Yerel yönetimler piyasa ve devlet cephesindeki yapısal dönüşümlerin yanında bir de toplumsal talepleri, kentsel mücadeleleri dikkate alarak politika üretmek durumunda. Bunu yaparken sınıfsal, sosyal ve mekânsal fay hatlarının üstesinden gelmek, bir arada yaşamanın koşullarını inşa etmek zorunda. Bugün bir kenti yönetmek basitçe altyapı inşa etmekten, ulaşım ağını güçlendirmekten ya da yeşil alan düzenlemekten ibaret değil. Kent yönetimi barınmadan eğitime, enerji yönetiminden temiz suya kadar çeşitli alanlarda politika üretmeli, bunları yaparken de mekânın yanı sıra bu mekandaki sosyal ilişkileri de dikkat almalı. Ancak bu süreci zorlaştıran en önemli unsur kentin içerdiği çatışmalar, mücadeleler ve bunların yönetim tarafından nasıl karşılanacağı sorunu.

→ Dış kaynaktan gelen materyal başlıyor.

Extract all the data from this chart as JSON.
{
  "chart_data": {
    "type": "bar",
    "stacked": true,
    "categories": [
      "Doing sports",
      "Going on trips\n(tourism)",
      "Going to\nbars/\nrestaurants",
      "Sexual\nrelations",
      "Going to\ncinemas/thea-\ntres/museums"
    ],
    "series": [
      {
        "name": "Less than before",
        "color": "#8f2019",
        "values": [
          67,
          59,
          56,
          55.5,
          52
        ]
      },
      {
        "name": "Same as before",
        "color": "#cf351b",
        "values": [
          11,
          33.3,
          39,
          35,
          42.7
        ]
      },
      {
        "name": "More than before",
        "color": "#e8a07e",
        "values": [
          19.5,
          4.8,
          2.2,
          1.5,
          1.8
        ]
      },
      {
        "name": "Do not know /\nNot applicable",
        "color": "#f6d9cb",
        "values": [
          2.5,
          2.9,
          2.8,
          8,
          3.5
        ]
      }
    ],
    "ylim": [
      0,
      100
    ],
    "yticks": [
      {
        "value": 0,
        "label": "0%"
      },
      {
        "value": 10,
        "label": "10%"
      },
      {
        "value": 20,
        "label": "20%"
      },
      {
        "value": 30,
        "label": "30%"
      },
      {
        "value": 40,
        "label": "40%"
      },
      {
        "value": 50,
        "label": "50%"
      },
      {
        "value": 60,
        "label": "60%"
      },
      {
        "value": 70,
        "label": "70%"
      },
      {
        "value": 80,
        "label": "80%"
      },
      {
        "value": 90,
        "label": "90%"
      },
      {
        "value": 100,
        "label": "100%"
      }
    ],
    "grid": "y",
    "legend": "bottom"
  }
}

Yerel yönetimler, neoliberal ekonominin baskısıyla ulus-devletin krizinden kaynaklanan dinamiklere cevap verecek biçimde konumlanmak durumunda. Bu iki dinamikten birincisi yerel yönetimleri daha piyasacı, girişimci ve sermayeye uygun koşullar yaratacak politikalara yöneltiyor, böylece küresel sermaye akışlarıyla beslenecek kent dokusu altyapısı için gerekli kaynağa ulaşacak, üstyapısı da buna uygun olarak küresel kültürel trendleri yakalamış olacak; kısaca bir dünya kenti imajı dünya ekonomisiyle bütünleşerek mümkün olacak. Ancak diğer taraftan, ulus-devletin özellikle sosyal politika ve demokratik haklar bağlamındaki gerilemesi yerel yönetimleri daha sosyal demokrat bir çizgide yer almaya yönlendiriyor; kent yurttaşlığı, sosyal hizmetler ve sosyal güvenlik ağlarını besleyen uygulamalar, katılımcı yönetim anlayışı ve demokrasiye yapılan vurgu, yaşam tarzı siyasetiyle sıkı bağ kurulması da yerel yönetimlerin ulus-devletin açıklarını kapamaya yönelik adımlar. Ama kent yönetiminin en büyük paradoksu da bu oluyor: Ya piyasacı bir anlayışı bir varoluş nedeni olarak benimseyecek ve kitlesel talepleri ikinci sıraya atacak, ya da seçmenin taleplerini dikkate alacak ve daha adil, katılımcı ve demokratik bir yönetim anlayışını hayata geçirecek.
Kent yönetiminin politika yapımından da önce üzerinde durması gereken soru, “Bir arada yaşamanın kuralları ne olmalı?” sorusu. Sınıfsal ve mekânsal fay hatlarını aşarak, farklı kimliklere yaşam alanı tanıyarak, “kent hakkı” olgusunu tüm kent sakinleri için öncelik sırasına koymadan, bir hiyerarşiye sokmadan sağlamak nasıl mümkün olabilir? Yalnızca öne çıkan mahallelerin değil, tüm şehrin kaldırımlarını temiz tutmak, yalnızca sahil şeridindeki refüjleri değil, yoksul mahallelerinin parklarını da çiçeklendirmek, ya da kentin çeperindekileri yalnızca bayramlarda ve zor zamanlarda yardım yapmak için değil, aynı zamanda kentle ilgili kararlar alınırken de hatırlamak önemli. Daha demokratik bir kent yönetimi, kentte yaşayanların tamamına yalnızca eşit oy hakkı vererek değil, aynı zamanda eşit söz hakkı vererek mümkün olacak.